Drone video shot of the area, as well as photos provided to the newspaper by individuals who have visited various contamination sites along the creek show water that is dark black in places, numerous dead fish and, in some spots, a rainbow-esque sheen similar to that seen when motor oil mixes with water.
Brasher with the groundwater conservation district says local residents should be very concerned about the damage to the water supply.
“It is significant enough we need to worry about it as a county,” Brasher said. He noted that the local groundwater conservation district has no authority to address polluters, and that local authorities must depend on state agencies to act.
“You hope that they’re out there paying attention to this, and doing their job,” he said. “This needs to be addressed,” he continued.
Skull Creek begins just east of Rice Consolidated High School on US 90 Alternate, and zig-zags in eastward and southerly directions before it crosses Texas 71 approximately 13 miles from downtown Columbus.
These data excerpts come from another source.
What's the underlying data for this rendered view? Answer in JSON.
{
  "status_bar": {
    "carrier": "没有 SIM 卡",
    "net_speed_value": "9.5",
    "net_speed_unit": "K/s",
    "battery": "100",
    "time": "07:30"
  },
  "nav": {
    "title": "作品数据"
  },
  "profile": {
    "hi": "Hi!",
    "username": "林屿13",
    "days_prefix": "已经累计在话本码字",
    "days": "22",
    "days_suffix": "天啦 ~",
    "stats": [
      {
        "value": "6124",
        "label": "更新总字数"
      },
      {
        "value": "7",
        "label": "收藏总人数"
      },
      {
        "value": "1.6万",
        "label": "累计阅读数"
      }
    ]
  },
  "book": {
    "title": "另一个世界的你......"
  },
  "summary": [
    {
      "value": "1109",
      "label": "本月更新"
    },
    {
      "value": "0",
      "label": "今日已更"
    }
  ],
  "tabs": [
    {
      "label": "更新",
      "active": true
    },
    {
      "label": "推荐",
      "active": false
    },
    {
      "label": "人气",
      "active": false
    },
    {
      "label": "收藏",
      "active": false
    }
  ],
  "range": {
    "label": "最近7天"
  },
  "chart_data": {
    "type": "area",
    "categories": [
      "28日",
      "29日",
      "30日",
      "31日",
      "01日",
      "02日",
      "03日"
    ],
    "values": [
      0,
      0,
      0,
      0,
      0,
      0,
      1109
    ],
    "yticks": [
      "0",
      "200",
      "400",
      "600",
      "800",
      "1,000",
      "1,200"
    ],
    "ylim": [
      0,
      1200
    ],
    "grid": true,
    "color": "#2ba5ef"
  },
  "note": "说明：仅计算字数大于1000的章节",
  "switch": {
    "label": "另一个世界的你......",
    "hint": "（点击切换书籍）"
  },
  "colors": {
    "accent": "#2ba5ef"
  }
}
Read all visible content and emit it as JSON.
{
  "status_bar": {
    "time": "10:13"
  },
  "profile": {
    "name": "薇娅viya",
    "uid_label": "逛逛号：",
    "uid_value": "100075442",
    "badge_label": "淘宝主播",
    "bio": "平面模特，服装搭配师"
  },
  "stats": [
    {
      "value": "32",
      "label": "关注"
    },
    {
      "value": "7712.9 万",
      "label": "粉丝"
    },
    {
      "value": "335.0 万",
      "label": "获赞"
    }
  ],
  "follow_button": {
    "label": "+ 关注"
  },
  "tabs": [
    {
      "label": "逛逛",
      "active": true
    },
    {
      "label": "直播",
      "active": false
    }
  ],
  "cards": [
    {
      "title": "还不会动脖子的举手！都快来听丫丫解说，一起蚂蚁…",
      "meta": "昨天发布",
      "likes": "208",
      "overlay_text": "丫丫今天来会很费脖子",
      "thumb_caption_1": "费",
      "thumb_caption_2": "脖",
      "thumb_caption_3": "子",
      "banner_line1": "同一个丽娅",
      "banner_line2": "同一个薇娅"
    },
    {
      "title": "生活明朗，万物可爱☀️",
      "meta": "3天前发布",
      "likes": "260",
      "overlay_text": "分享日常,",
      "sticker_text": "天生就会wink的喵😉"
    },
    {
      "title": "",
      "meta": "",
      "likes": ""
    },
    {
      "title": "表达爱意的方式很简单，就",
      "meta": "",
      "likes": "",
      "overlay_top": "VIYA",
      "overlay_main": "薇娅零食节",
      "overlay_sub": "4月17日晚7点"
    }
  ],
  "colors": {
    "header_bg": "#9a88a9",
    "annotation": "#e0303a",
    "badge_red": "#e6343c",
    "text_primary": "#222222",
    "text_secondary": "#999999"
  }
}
The creek then flows north and back southeast before meeting the Colorado River at the second bend north of the terminus of County Road 157.
According to The Handbook of Texas, “Skull Creek rises in the central western portion of Colorado County (at 29°40' N, 96°44' W) and runs east for eighteen miles to its mouth on the Colorado River, near Altair (at 29°31' N, 96°24' W).”
The creek has long played a dominant role in local lore and history.
Early settler Jesse Burnam cited the creek as the site of an early battle between white settlers and the indigenous Karankawa tribe in 1823.
State agencies were not able to provide details on remediation, contents of the contamination, or timelines to complete their investigations, all of which remain ongoing, according to county officials.